Menurutnya, pertumbuhan pengguna internet di Indonesia harus dibaca sebagai peluang baru untuk menjangkau pemilih muda yang kini lebih banyak mengonsumsi informasi melalui platform digital. Namun, ia juga mengingatkan agar kader tidak ikut menyebarkan informasi yang belum terverifikasi kebenarannya.
“Kalau belum memahami substansinya dan belum mengecek kebenarannya, lebih baik tidak ikut menyebarkan,” tegasnya.
Ketua DPW Partai NasDem Sultra, Ali Mazi, menegaskan bahwa konsolidasi partai tidak bisa dilakukan hanya menjelang pemilu. Penguatan organisasi harus berjalan terus-menerus hingga ke tingkat akar rumput agar partai tetap dekat dengan masyarakat.

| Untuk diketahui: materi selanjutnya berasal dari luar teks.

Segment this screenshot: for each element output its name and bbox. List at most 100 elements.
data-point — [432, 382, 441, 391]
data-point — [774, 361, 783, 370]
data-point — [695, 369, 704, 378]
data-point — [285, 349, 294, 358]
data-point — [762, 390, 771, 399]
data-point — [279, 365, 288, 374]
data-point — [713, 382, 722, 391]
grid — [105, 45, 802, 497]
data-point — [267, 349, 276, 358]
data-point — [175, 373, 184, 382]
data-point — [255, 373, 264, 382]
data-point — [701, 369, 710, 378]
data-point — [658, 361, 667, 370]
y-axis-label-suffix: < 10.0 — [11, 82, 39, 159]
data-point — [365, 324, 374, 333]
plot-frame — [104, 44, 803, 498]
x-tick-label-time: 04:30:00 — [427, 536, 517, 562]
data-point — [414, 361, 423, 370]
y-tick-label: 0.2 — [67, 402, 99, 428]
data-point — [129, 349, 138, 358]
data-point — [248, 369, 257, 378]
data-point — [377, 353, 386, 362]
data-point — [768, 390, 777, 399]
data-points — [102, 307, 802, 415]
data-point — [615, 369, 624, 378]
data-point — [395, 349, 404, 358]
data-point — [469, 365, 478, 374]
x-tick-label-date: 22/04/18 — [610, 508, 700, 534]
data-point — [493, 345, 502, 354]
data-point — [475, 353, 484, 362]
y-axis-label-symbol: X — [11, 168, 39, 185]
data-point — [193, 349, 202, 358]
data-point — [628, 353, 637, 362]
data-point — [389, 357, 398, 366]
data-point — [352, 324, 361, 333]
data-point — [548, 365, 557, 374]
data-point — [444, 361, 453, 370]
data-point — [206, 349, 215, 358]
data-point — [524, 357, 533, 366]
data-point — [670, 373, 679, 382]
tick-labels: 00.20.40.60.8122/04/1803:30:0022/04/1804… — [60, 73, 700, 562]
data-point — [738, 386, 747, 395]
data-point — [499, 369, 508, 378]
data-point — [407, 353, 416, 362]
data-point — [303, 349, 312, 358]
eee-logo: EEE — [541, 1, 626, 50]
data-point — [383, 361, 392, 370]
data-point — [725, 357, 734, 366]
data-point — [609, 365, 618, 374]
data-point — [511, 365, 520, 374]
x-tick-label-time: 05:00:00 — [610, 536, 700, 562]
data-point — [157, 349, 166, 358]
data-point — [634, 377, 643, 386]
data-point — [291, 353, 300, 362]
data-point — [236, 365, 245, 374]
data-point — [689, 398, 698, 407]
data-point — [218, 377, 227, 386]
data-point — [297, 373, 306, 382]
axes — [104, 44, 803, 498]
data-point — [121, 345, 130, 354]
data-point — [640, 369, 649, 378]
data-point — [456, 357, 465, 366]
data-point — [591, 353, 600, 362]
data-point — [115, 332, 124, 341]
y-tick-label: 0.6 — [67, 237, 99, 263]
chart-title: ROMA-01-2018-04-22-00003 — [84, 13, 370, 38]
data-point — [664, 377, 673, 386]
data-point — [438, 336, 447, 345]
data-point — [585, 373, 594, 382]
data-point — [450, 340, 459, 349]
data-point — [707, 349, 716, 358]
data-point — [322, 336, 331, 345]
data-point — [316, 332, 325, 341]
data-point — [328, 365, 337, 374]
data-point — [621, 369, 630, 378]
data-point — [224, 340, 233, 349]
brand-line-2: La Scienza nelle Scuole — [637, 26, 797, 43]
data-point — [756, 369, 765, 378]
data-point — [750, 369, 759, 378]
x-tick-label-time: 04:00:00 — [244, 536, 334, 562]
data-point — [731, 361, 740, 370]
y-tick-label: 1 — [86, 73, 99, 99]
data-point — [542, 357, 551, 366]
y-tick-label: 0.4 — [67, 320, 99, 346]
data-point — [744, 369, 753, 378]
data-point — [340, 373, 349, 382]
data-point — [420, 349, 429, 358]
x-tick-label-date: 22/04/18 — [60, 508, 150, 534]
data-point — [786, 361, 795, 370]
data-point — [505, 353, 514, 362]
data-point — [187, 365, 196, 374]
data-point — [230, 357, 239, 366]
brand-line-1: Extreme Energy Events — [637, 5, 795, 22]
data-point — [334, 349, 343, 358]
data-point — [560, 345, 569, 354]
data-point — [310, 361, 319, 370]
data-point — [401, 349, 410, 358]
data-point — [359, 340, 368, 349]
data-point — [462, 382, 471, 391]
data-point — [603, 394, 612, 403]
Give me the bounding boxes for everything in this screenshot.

“Rakerwil ini adalah momentum menyatukan visi dan langkah perjuangan agar NasDem semakin siap menghadapi agenda politik ke depan,” jelas Ali Mazi.
Ia menambahkan, NasDem ingin tampil sebagai partai yang tidak hanya aktif saat musim politik tiba, tetapi hadir dalam berbagai persoalan sosial masyarakat. Karena itu, penguatan struktur hingga tingkat bawah menjadi fokus utama partai di Sultra.

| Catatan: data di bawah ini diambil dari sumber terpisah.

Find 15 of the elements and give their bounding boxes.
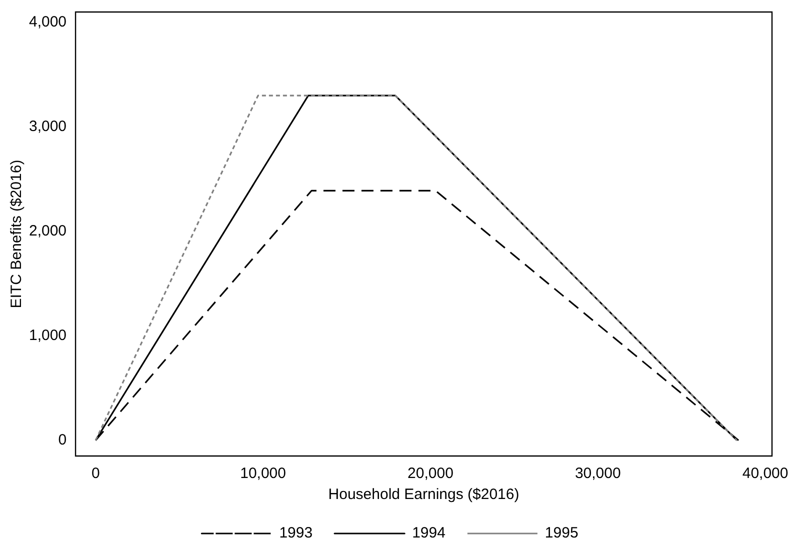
y-axis-title: EITC Benefits ($2016) [8,160,26,308]
legend-label: 1995 [544,524,578,542]
x-axis-title: Household Earnings ($2016) [328,486,520,504]
y-tick-label: 4,000 [28,14,67,31]
x-tick-label: 40,000 [742,465,788,482]
legend-label: 1994 [412,524,446,542]
x-tick-label: 10,000 [240,465,286,482]
y-tick-label: 0 [58,431,67,448]
x-tick-label: 20,000 [408,465,454,482]
x-tick-label: 0 [91,465,100,482]
y-tick-label: 3,000 [28,118,67,136]
x-tick-label: 30,000 [574,465,621,482]
y-tick-label: 2,000 [28,222,67,240]
y-tick-label: 1,000 [28,327,67,344]
legend-label: 1993 [279,524,313,542]
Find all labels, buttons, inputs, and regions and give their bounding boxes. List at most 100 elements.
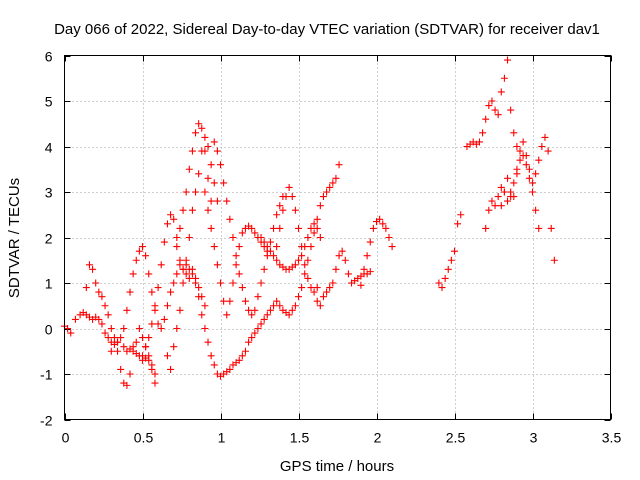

Gubernur Sultra, Andi Sumangerukka, menilai kegiatan ini penting untuk memperkuat kualitas kaderisasi partai dan meningkatkan kapasitas legislator daerah. Menurutnya, partai politik tetap memiliki posisi strategis dalam menjaga demokrasi sekaligus mendukung pembangunan daerah.
“Partai politik dibangun atas kesadaran pentingnya pembangunan nasional demi mewujudkan cita-cita perjuangan bangsa,” ungkapnya.
Ia menekankan bahwa pembangunan daerah membutuhkan dukungan politik yang sehat dan berkelanjutan. Stabilitas dan kualitas kader partai menjadi faktor penting dalam menjaga kesinambungan pembangunan di Sultra.
Dalam kesempatan yang sama, Prananda Surya Paloh juga menekankan pentingnya meritokrasi dan regenerasi kader di tubuh partai. Ia menilai kekuatan partai modern tidak lagi hanya ditentukan oleh figur elite, tetapi juga kemampuan organisasi menempatkan kader berdasarkan kapasitas dan kompetensi.
“NasDem adalah partai yang terbuka untuk semua golongan dan menjunjung semangat egaliter,” paparnya.
Prananda menegaskan bahwa kemenangan politik tidak hanya ditentukan oleh kekuatan mesin partai, tetapi juga integritas kader di tengah masyarakat. Seluruh kader diminta menjaga loyalitas dan semangat kolektif menghadapi kontestasi 2029.
“Dengan integritas, dedikasi, dan loyalitas, saya yakin NasDem mampu menghadapi tantangan dan meraih kemenangan pada 2029,” tandasnya.